Tekanan jual di sejumlah sektor dengan bobot besar menjadi penentu arah pergerakan indeks, kendati beberapa saham unggulan masih mampu mencatatkan penguatan.
Para analis merekomendasikan sejumlah saham yang layak dicermati untuk perdagangan Senin (29/12/2025). Berikut ulasan lengkapnya:
1. PT Adaro Andalan Indonesia Tbk (AADI)
Saham AADI bergerak *sideways* dengan *support* kuat di rentang Rp 6.950 – Rp 7.050. Indikator MACD berpotensi membentuk *golden cross*, sehingga direkomendasikan *accumulative buy*, dengan strategi *averaging up* jika harga menembus Rp 7.100.
Pada penutupan perdagangan Rabu, AADI terkoreksi 0,71% atau 50 poin ke level Rp 6.975 per saham.
* Rekomendasi: *Accumulative Buy*
* Support: Rp 6.850
* Resistance: Rp 7.350
2. PT Indosat Ooredoo Hutchison Tbk (ISAT)
Pergerakan harga saham ISAT masih dalam fase *bullish consolidation*, didukung oleh kenaikan volume dan formasi pergerakan *kumo*. Garis *kijun-sen* juga masih berada di atas *tenkan-sen*.
Pada perdagangan Rabu, ISAT ditutup melemah 0,83% atau 20 poin menjadi Rp 2.400 per saham.

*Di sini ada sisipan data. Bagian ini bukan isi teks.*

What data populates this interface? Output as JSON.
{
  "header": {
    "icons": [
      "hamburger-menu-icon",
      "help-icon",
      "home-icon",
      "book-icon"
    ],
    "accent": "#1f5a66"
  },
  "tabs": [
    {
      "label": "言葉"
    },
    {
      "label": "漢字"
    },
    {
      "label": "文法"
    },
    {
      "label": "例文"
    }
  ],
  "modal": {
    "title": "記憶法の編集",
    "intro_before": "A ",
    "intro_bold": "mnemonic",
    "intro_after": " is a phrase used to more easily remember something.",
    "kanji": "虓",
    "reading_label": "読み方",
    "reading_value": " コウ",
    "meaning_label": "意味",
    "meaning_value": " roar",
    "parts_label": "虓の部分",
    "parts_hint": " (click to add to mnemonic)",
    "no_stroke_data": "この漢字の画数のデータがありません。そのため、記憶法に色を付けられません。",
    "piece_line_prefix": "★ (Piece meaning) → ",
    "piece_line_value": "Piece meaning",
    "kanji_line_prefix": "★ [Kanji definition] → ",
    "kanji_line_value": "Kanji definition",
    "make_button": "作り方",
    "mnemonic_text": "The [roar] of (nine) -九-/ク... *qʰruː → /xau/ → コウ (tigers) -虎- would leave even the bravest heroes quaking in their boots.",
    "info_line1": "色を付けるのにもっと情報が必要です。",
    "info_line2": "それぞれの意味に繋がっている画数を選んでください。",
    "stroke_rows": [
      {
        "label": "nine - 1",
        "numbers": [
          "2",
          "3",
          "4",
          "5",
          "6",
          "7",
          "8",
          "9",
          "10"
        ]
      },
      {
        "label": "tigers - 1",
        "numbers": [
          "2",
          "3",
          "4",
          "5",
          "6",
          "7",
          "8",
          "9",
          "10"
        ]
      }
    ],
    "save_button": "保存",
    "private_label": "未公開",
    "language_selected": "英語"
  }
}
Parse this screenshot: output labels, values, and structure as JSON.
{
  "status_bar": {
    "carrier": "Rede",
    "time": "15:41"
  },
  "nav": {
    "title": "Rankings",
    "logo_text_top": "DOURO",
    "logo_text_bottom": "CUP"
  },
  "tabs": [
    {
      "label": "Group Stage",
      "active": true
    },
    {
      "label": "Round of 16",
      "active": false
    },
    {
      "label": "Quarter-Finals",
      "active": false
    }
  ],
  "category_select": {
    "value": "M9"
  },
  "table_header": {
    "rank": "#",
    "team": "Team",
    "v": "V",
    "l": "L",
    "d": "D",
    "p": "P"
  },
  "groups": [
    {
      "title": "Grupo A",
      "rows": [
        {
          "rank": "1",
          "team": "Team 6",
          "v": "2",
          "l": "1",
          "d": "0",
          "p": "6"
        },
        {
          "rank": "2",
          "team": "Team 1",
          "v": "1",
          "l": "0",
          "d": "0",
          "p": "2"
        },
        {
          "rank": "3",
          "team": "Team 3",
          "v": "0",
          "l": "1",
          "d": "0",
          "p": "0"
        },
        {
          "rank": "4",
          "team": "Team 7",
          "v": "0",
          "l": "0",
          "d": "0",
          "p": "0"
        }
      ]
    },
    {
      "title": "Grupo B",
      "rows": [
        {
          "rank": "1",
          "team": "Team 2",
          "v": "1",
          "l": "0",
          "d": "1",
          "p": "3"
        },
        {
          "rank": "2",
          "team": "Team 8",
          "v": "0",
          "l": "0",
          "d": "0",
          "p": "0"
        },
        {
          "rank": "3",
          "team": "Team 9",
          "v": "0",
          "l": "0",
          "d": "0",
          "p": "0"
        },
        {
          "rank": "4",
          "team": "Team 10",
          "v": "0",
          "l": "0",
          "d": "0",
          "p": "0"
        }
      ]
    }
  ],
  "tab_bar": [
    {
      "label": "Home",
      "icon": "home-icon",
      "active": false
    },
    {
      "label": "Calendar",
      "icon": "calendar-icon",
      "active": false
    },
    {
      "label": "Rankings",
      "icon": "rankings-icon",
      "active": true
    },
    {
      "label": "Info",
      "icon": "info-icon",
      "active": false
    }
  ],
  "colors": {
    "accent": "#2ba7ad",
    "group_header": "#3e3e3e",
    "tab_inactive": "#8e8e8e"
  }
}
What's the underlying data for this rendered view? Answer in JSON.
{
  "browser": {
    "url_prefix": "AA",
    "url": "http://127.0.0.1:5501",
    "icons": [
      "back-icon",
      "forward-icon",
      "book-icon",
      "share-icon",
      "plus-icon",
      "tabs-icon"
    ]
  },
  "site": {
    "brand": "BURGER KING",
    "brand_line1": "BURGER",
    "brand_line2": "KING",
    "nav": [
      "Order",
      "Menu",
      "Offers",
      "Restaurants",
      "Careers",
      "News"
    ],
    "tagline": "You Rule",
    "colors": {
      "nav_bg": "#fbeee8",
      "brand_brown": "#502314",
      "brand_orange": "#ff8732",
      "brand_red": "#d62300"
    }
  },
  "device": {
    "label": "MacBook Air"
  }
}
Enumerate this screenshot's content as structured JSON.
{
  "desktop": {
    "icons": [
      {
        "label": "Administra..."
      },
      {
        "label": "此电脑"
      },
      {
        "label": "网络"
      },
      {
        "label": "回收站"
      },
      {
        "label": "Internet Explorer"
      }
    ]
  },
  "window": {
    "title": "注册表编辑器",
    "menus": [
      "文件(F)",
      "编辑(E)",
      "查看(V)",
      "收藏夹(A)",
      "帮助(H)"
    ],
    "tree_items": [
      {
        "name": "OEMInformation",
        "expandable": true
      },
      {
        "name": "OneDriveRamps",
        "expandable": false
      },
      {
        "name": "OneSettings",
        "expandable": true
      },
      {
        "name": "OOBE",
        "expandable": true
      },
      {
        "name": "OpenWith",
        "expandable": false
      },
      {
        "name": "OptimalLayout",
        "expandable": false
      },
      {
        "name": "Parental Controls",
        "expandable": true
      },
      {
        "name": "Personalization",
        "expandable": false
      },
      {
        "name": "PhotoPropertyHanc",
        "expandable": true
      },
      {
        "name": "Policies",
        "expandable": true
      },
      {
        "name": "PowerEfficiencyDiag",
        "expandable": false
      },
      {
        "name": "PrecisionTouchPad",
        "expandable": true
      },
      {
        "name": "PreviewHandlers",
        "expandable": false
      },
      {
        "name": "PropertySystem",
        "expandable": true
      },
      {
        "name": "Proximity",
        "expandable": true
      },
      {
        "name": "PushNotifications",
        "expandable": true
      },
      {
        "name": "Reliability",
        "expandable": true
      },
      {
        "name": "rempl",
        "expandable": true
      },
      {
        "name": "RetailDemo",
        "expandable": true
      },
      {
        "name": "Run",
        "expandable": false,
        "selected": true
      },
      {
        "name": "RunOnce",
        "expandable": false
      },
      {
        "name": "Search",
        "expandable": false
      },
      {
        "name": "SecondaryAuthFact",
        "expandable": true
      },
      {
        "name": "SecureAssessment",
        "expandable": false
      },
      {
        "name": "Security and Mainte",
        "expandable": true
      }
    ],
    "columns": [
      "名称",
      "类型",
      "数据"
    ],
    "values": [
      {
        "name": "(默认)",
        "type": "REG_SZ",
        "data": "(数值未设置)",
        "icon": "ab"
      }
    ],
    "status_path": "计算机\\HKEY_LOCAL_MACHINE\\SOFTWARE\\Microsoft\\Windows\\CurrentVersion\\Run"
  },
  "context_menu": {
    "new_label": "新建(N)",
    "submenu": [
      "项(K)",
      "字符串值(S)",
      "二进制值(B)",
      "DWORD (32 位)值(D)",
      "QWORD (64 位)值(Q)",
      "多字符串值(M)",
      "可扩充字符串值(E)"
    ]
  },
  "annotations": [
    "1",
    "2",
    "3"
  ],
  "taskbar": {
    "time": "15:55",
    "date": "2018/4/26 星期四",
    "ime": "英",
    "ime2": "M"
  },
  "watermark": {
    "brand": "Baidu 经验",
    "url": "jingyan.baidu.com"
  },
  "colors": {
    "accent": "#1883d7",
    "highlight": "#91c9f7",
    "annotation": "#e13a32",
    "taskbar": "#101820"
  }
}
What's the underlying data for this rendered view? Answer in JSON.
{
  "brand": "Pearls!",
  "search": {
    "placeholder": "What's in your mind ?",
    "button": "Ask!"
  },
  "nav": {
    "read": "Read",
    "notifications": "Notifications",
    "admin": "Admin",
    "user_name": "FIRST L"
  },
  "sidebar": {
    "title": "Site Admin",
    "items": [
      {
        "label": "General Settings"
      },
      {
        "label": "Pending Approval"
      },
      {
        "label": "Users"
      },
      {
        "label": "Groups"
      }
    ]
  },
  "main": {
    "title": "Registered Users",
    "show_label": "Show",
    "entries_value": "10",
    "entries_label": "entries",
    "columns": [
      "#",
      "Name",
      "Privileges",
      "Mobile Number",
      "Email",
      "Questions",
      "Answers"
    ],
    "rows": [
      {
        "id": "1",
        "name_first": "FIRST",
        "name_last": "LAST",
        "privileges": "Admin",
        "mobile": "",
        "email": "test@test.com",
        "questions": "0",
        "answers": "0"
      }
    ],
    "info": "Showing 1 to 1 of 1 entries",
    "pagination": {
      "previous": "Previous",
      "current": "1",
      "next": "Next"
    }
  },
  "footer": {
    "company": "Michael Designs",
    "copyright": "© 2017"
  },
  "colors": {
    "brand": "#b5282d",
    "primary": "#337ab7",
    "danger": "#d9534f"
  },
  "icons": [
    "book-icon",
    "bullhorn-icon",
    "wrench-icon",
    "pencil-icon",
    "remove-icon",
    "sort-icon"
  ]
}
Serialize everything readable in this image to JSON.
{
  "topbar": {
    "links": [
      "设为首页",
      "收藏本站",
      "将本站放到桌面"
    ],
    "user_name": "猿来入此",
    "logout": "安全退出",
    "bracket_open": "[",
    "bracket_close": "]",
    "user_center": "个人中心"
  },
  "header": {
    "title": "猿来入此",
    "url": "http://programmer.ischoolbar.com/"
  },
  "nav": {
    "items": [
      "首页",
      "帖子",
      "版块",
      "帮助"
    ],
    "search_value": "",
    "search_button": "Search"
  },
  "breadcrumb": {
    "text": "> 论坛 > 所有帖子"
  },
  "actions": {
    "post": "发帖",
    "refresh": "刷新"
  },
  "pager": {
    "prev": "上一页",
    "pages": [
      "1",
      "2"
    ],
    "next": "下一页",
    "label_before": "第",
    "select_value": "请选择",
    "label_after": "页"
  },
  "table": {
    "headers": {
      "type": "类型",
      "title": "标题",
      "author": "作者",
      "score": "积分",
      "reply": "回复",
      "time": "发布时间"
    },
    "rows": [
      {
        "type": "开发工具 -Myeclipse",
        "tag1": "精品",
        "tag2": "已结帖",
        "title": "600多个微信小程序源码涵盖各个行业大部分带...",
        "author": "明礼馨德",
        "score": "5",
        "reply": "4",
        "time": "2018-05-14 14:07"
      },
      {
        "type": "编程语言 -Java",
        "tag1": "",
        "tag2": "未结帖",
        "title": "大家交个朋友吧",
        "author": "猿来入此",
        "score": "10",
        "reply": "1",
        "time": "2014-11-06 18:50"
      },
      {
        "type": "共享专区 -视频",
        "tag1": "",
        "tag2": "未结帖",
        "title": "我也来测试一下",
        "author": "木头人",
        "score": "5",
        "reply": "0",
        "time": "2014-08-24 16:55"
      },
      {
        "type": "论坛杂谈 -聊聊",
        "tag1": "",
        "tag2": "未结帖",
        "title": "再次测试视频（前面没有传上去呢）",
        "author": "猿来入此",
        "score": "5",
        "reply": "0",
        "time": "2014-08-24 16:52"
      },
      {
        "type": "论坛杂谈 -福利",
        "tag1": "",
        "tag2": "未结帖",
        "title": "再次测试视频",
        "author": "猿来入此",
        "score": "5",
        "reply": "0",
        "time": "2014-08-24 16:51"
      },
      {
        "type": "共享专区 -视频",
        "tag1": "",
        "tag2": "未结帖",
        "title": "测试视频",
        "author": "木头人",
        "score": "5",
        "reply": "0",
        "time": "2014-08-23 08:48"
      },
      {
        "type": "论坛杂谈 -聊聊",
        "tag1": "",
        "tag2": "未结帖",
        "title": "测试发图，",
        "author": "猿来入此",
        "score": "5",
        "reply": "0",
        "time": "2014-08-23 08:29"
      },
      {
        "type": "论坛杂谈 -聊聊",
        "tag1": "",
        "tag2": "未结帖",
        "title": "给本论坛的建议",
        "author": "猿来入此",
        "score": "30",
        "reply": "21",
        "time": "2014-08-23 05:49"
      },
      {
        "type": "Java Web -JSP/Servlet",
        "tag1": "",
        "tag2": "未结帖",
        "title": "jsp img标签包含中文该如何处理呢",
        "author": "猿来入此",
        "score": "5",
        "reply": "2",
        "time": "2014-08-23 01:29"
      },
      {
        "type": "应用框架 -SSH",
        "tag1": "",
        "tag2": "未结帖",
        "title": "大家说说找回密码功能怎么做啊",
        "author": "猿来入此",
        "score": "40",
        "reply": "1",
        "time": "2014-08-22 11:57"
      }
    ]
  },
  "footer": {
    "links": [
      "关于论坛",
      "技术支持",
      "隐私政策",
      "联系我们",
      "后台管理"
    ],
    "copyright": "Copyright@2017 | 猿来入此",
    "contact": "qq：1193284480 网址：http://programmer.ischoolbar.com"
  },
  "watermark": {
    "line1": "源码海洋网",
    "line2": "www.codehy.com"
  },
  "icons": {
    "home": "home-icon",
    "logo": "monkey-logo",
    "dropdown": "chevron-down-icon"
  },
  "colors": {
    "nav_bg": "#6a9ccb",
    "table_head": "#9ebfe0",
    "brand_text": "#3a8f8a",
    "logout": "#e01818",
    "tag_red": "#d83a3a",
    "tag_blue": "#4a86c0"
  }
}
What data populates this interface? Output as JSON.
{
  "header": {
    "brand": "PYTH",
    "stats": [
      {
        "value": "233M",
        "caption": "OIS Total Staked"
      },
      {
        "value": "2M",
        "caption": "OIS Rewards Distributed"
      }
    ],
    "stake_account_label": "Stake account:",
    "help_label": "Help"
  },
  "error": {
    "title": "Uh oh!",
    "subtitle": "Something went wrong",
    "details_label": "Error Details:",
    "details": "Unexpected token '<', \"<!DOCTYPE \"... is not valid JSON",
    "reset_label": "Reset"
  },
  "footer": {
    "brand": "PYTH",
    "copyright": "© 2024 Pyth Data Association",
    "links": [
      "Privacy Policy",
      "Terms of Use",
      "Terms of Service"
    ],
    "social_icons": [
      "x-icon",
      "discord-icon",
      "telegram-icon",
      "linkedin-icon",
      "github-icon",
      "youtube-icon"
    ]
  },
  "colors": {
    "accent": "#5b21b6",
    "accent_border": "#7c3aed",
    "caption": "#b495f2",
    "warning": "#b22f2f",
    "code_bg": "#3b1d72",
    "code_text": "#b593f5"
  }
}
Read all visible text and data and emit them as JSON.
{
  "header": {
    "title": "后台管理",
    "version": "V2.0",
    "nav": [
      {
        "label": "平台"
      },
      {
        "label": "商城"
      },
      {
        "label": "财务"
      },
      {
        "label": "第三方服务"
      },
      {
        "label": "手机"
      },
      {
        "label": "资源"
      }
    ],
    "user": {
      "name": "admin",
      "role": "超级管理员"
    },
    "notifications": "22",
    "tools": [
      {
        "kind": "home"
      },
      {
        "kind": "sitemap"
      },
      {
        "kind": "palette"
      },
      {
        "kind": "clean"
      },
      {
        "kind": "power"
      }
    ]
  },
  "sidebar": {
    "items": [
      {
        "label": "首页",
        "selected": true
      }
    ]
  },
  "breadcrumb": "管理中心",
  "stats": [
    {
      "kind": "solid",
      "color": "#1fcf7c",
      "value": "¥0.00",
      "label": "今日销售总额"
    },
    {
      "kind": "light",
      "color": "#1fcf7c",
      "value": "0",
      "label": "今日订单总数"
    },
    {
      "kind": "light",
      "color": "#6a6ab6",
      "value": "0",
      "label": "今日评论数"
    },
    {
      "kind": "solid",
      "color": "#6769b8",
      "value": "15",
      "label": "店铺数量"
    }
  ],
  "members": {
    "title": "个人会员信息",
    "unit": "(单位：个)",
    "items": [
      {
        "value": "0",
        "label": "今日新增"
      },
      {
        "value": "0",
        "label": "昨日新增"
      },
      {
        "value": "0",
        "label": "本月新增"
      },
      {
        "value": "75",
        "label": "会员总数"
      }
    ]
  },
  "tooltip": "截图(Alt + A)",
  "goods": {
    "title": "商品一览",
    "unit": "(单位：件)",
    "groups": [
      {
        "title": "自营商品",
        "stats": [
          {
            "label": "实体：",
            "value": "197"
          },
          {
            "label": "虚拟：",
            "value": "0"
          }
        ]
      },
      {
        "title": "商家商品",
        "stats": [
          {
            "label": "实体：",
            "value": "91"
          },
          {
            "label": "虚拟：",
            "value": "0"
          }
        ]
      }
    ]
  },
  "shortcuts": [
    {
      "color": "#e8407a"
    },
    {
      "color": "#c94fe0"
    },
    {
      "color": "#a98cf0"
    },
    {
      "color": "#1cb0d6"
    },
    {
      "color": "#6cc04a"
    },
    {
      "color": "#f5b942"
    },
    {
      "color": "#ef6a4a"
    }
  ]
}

* Rekomendasi: *Accumulative Buy*
* Support: Rp 2.320
* Resistance: Rp 2.480
3. PT Merdeka Copper Gold Tbk (MDKA)
Saham MDKA terkoreksi 1,33% ke Rp 2.230, disertai tekanan jual dan belum mampu menembus MA20.
Selama harga bertahan di atas Rp 2.160 sebagai *stoploss*, MDKA diperkirakan berada di awal *wave* [i] dari *wave* C. Pada penutupan Rabu, MDKA melemah 1,35% atau 30 poin menjadi Rp 2.200 per saham.